Simon Danczuk

Now he has been forced to shelve his plans to extend Sunday trading, George Osborne needs to realise the economic argument for longer opening hours is well past its sell-by date.

By my count, the government has tried and failed to push through legislation on relaxing Sunday trading laws three times since 2010. Staff, customers and small shopkeepers alike will now be hoping the Chancellor will finally abandon the idea.

Giving councils the power to permit longer Sunday opening would create many losers and very few winners. Figures from the Keep Sunday Special campaign show that two thirds of council chief executives believe longer opening hours in neighbouring areas would have a negative impact on local trade. Forced into direct competition over deregulation, local authorities would waste no time in waving through 24-hour Sunday opening for supermarkets.

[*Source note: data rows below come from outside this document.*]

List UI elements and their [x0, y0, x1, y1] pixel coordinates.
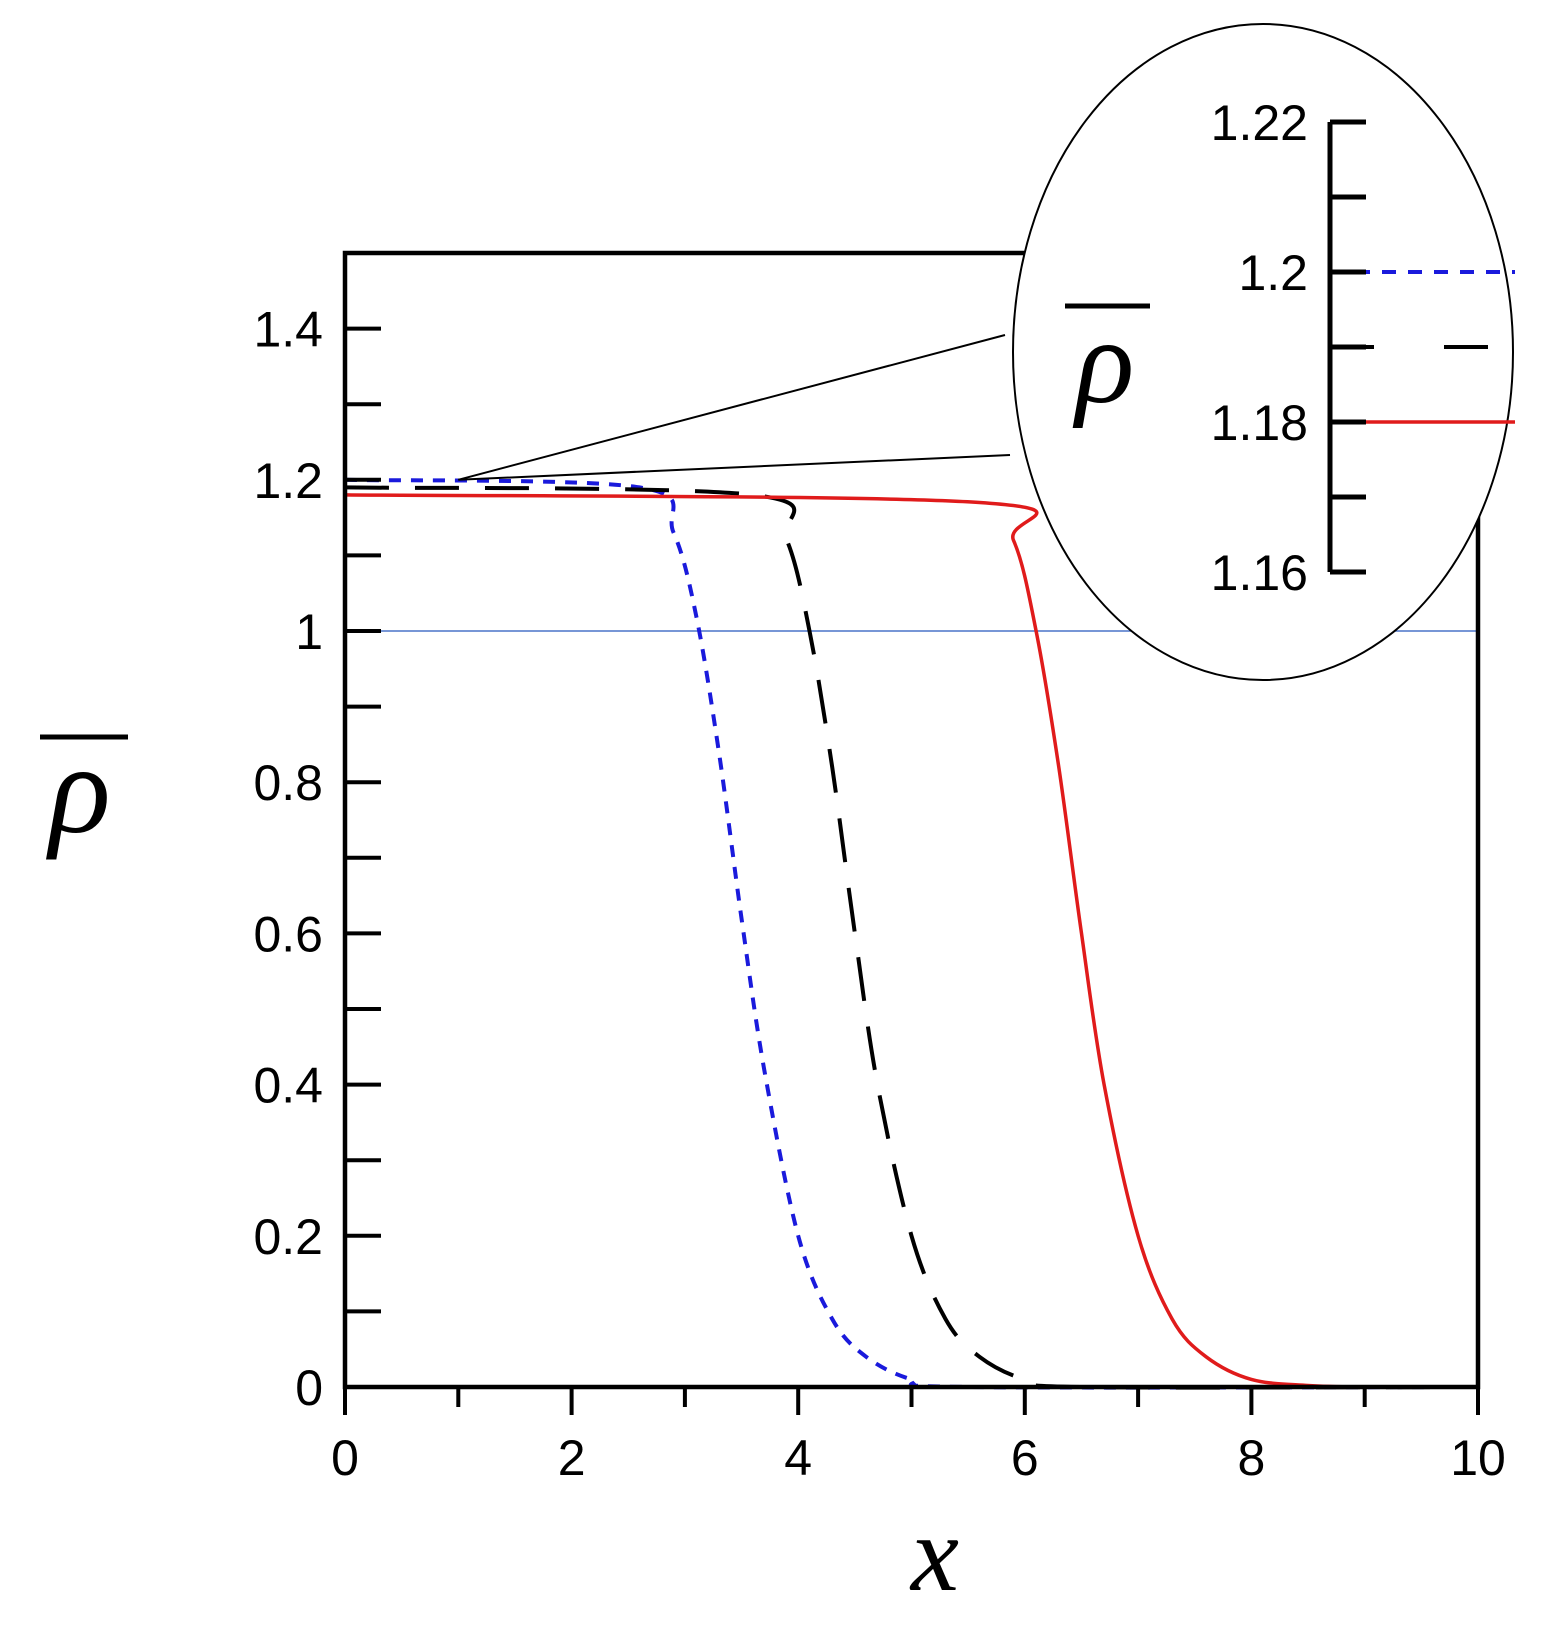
x-tick-label: 0 — [331, 1430, 359, 1486]
y-tick-label: 1 — [295, 604, 323, 660]
inset-tick-label: 1.18 — [1211, 395, 1308, 451]
y-tick-label: 0.2 — [253, 1209, 323, 1265]
main-plot: 0 0.2 0.4 0.6 0.8 1 1.2 1.4 0 2 4 6 8 10 x ρ — [40, 250, 1506, 1614]
inset-tick-label: 1.2 — [1238, 245, 1308, 301]
y-axis-label: ρ — [45, 718, 110, 860]
series-line-solid — [344, 493, 1479, 1389]
x-tick-label: 8 — [1237, 1430, 1265, 1486]
x-tick-label: 10 — [1450, 1430, 1506, 1486]
y-tick-label: 0.4 — [253, 1058, 323, 1114]
y-tick-label: 1.4 — [253, 302, 323, 358]
x-tick-label: 2 — [558, 1430, 586, 1486]
inset-tick-label: 1.16 — [1211, 545, 1308, 601]
series-line-dashed — [344, 485, 1479, 1390]
series-line-dotted — [344, 477, 1479, 1390]
zoom-connector-line — [458, 454, 1011, 481]
y-tick-label: 1.2 — [253, 453, 323, 509]
y-tick-label: 0 — [295, 1360, 323, 1416]
zoom-bubble — [1012, 23, 1514, 681]
x-tick-label: 6 — [1011, 1430, 1039, 1486]
x-tick-label: 4 — [784, 1430, 812, 1486]
zoom-inset: 1.16 1.18 1.2 1.22 ρ — [458, 23, 1515, 681]
y-tick-label: 0.8 — [253, 755, 323, 811]
inset-y-label: ρ — [1072, 294, 1135, 429]
x-axis-label: x — [909, 1495, 959, 1614]
y-tick-label: 0.6 — [253, 906, 323, 962]
zoom-connector-line — [458, 334, 1006, 481]
inset-tick-label: 1.22 — [1211, 95, 1308, 151]
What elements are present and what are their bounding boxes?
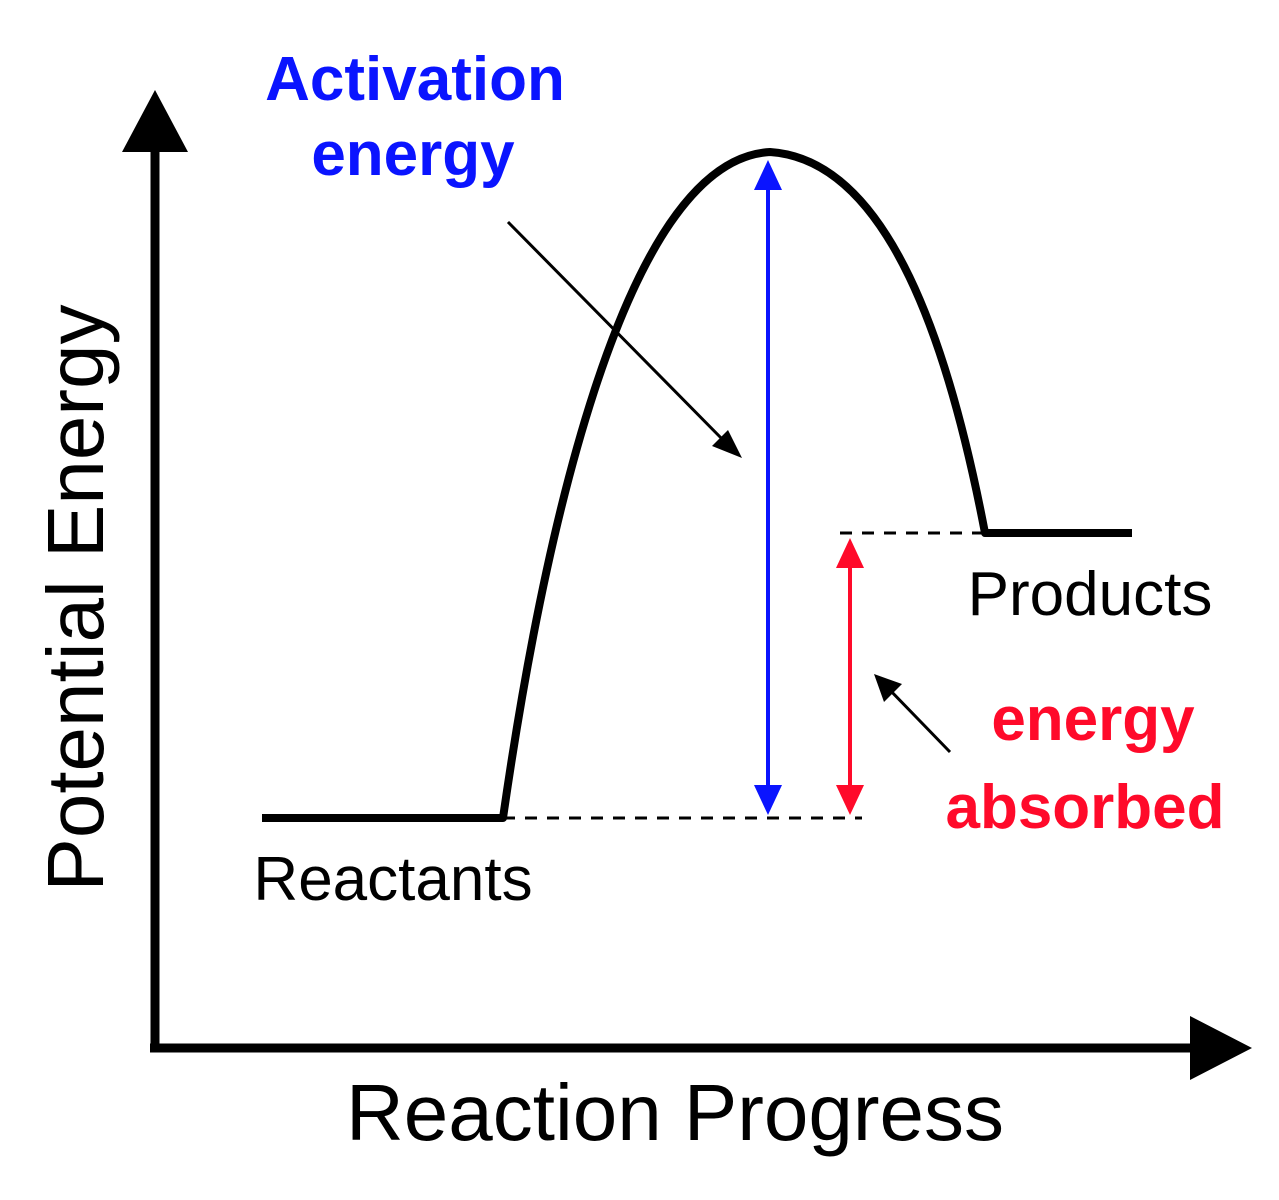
energy-absorbed-label-line2: absorbed xyxy=(945,773,1224,842)
axes xyxy=(122,90,1252,1080)
absorbed-arrowhead-bottom xyxy=(836,785,864,815)
y-axis-label: Potential Energy xyxy=(31,304,120,891)
x-axis-label: Reaction Progress xyxy=(346,1068,1004,1157)
products-label: Products xyxy=(968,560,1213,629)
activation-pointer-arrowhead xyxy=(712,430,742,458)
activation-energy-label-line1: Activation xyxy=(265,45,565,114)
absorbed-arrowhead-top xyxy=(836,538,864,568)
activation-energy-arrow xyxy=(754,160,782,815)
reactants-label: Reactants xyxy=(253,845,532,914)
energy-absorbed-label-line1: energy xyxy=(991,685,1195,754)
energy-curve xyxy=(262,148,1132,822)
y-axis-arrowhead xyxy=(122,90,188,152)
x-axis-arrowhead xyxy=(1190,1016,1252,1080)
activation-energy-label-line2: energy xyxy=(311,120,515,189)
activation-arrowhead-bottom xyxy=(754,785,782,815)
energy-absorbed-arrow xyxy=(836,538,864,815)
absorbed-pointer-arrow xyxy=(886,686,952,754)
absorbed-pointer-arrowhead xyxy=(874,674,902,702)
activation-pointer-arrow xyxy=(506,220,730,447)
activation-arrowhead-top xyxy=(754,160,782,190)
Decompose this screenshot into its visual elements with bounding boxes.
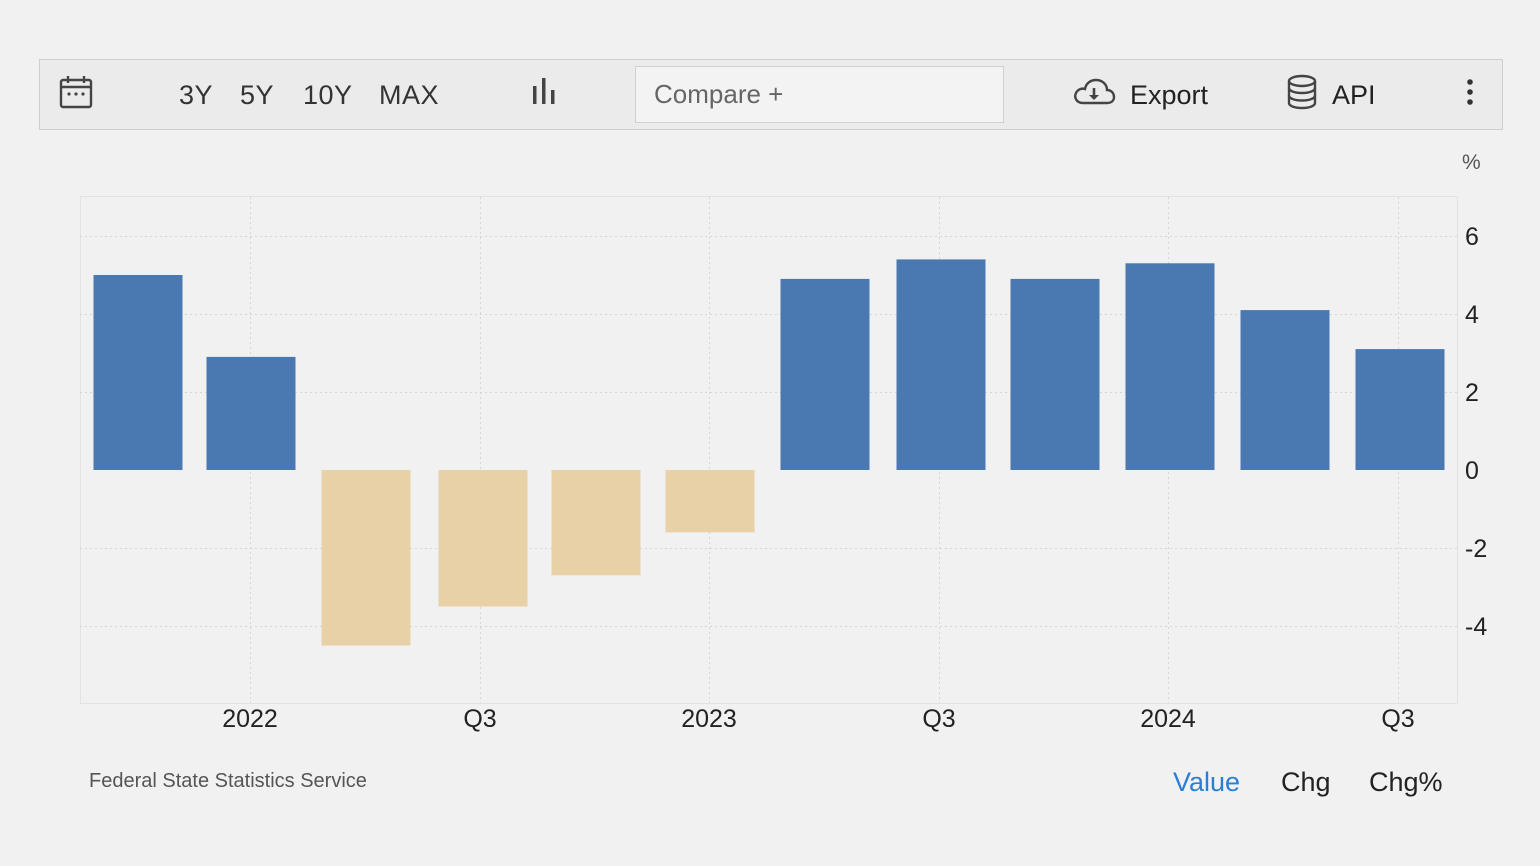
bar[interactable] bbox=[1355, 349, 1445, 470]
x-tick-label: 2023 bbox=[681, 705, 737, 733]
value-mode-button[interactable]: Value bbox=[1173, 767, 1241, 797]
bar[interactable] bbox=[206, 356, 296, 470]
y-tick-label: 0 bbox=[1465, 457, 1479, 485]
bar[interactable] bbox=[551, 470, 641, 576]
x-tick-label: Q3 bbox=[463, 705, 496, 733]
calendar-icon bbox=[58, 74, 94, 117]
api-button[interactable]: API bbox=[1286, 60, 1376, 131]
bar[interactable] bbox=[896, 259, 986, 470]
y-tick-label: 4 bbox=[1465, 301, 1479, 329]
y-tick-label: 6 bbox=[1465, 223, 1479, 251]
chart-type-button[interactable] bbox=[530, 60, 560, 131]
x-tick-label: 2022 bbox=[222, 705, 278, 733]
chg-mode-button[interactable]: Chg bbox=[1281, 767, 1331, 797]
range-10y-button[interactable]: 10Y bbox=[303, 80, 353, 110]
chg-percent-mode-button[interactable]: Chg% bbox=[1369, 767, 1443, 797]
y-tick-label: 2 bbox=[1465, 379, 1479, 407]
bar[interactable] bbox=[321, 470, 411, 646]
compare-label: Compare + bbox=[654, 79, 784, 109]
data-source-label: Federal State Statistics Service bbox=[89, 770, 367, 792]
bar[interactable] bbox=[1125, 263, 1215, 470]
x-tick-label: Q3 bbox=[922, 705, 955, 733]
range-max-button[interactable]: MAX bbox=[379, 80, 440, 110]
export-label: Export bbox=[1130, 80, 1209, 110]
compare-input[interactable]: Compare + bbox=[635, 66, 1004, 123]
bar[interactable] bbox=[780, 278, 870, 470]
database-icon bbox=[1286, 74, 1318, 117]
bar[interactable] bbox=[1240, 310, 1330, 470]
chart-toolbar: 3Y 5Y 10Y MAX Compare + Export bbox=[39, 59, 1503, 130]
export-button[interactable]: Export bbox=[1072, 60, 1208, 131]
range-5y-button[interactable]: 5Y bbox=[240, 80, 275, 110]
api-label: API bbox=[1332, 80, 1376, 110]
bar[interactable] bbox=[665, 470, 755, 533]
bar-chart-icon bbox=[530, 76, 560, 115]
range-3y-button[interactable]: 3Y bbox=[179, 80, 214, 110]
bar[interactable] bbox=[1010, 278, 1100, 470]
x-tick-label: 2024 bbox=[1140, 705, 1196, 733]
cloud-download-icon bbox=[1072, 76, 1116, 115]
bar[interactable] bbox=[438, 470, 528, 607]
x-tick-label: Q3 bbox=[1381, 705, 1414, 733]
calendar-button[interactable] bbox=[58, 60, 94, 131]
plot-area bbox=[80, 196, 1458, 704]
more-options-button[interactable] bbox=[1460, 60, 1480, 131]
bar[interactable] bbox=[93, 275, 183, 470]
y-tick-label: -2 bbox=[1465, 535, 1487, 563]
unit-label: % bbox=[1462, 151, 1481, 174]
more-vertical-icon bbox=[1460, 76, 1480, 115]
y-tick-label: -4 bbox=[1465, 613, 1487, 641]
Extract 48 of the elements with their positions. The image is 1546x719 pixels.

The lack of uniformity in Sunday trading laws would result in a convoluted patchwork of different rules, creating an unfair disparity for workers and wreaking havoc for any national chain trying to establish a coherent country-wide trading strategy.

Supermarket staff would be coerced into working longer hours with, as the SNP pointed out, a real risk wages would be pushed down. Small shop owners too would need to open longer to compete.

With a mandatory living wage coming in and meaningful business rate reform still a long way off, the Chancellor’s u-turn is a rare bit of good news for shopkeepers in my constituency of Rochdale. One corner shop owner told me of his relief. “It used to be the one day we got to ourselves to have a rest and see our families,” he said. “I don’t know many other jobs where people work so many hours 365 days a year.”

The days of a completely shuttered-up Sunday are a thing of the past, but there is no valid argument for turning what should be a special day into just another shopping opportunity.

The idea that longer Sunday hours is the key to a major economic boom is nothing more than a myth. Simply opening for longer on a Sunday does not magically create more customers or greater demand. It spreads shopping across seven days rather than six-and-a-half and diverts customers from community-based shops to the soulless out-of-town mega-markets.

Those in favour will cite the brief period during the 2012 Olympics during which restrictions were lifted. But the experiment was more of a false start than a medal winner as c-stores lost an estimated £26m in sales to their larger rivals.

If the Chancellor is intent on ignoring the figures, then perhaps he will listen to his heart and the testimony of supermarket staff. Three-quarters of shop workers already say they are unhappy with their work-life balance. Sunday is often the only day families get to spend together.

Relaxing Sunday trading laws would inflict misery on thousands of hardworking people. Perhaps Mr Osborne should take a quiet Sunday at home to reflect on that.